One of my mentors shared this interesting fact, as I was about to finish my doctoral education. While I was trying to finish a decently-written dissertation, this fact kept nagging me. I had to justify that million dollar investment made on me by the state of Virginia ( I went to Virginia Tech, a public school) for my Ph.D. At the same time, I had this nagging suspicion in my mind that academic research, for the most part is not perceived as being relevant outside the confines of academe. Is this a problem that needs fixing? For sure. As demands to increase the ‘efficiency’ of dollars put into the higher education system grow, this question of relevance will become more salient.

Georgetown Uni
Georgetown University, photo credit : Georgetown.edu

In the market-place of ideas, academic research  (especially in the Social Sciences) stands out as the effete snob. Unless one works in applied research – i.e., STEM or Economics, most people don’t understand what we social scientists do, or how we do it. And sadly, most don’t care.

Should this be the case? How can we change this? How can I justify that million dollar investment, made on me, as a scholar?  I think about this regularly – and have been mulling this over – even as I work on an academic book and two other articles.

Bent Flyvbjerg (2001), a social scientist offers some answers.
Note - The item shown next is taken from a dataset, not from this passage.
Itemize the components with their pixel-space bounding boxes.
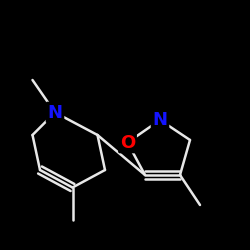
Text: N: N [48, 104, 62, 122]
Text: O: O [120, 134, 135, 152]
Text: N: N [152, 111, 168, 129]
Here are his key arguments:

  • We must stop pretending that social sciences can emulate the success of natural sciences, in producing ‘predictive theories’.This is not the strength or even focus of social sciences and we must accept that, as a given
  • Social scientists must produce research that matters ‘to groups in the local, national and global communities in which we live, and we must do it in ways that matter; we
    must focus on issues of context, values and power, as advocated by great social scientists from Aristotle and Machiavelli to Max Weber and Pierre Bourdieu.’
  • Finally, he says we must establish greater dialogic capacity – i.e., communicate our results to the public and solicit feedback and incorporate it in our work. In other words, we must become ‘public scholars’ rather than be cloistered in offices on unreachable university campuses

In other words, what Flyvbjerg is saying is that academics must produce work that speaks to the condition of people around us, it addresses their daily concerns as well as listens to them, carefully and respectfully. To this, I would add a final point : Write in ways that are understandable to the vast majority of non-academics and show genuine empathy for the lives of those around us. Most academics tend to forget this, and write for an academic audience – which is usually those who are peer-reviewing their publications ( ranging from four to five people). ‘The rest of the world be damned’, is their attitude.

If we start to do this, perhaps our work may be taken more seriously by a non-academic audience. And perhaps it may even be relevant to those not within our own narrow disciplines.

 

References

Flyvbjerg(2001) Making Social science matter, why social inquiry fails and how it can succeed again.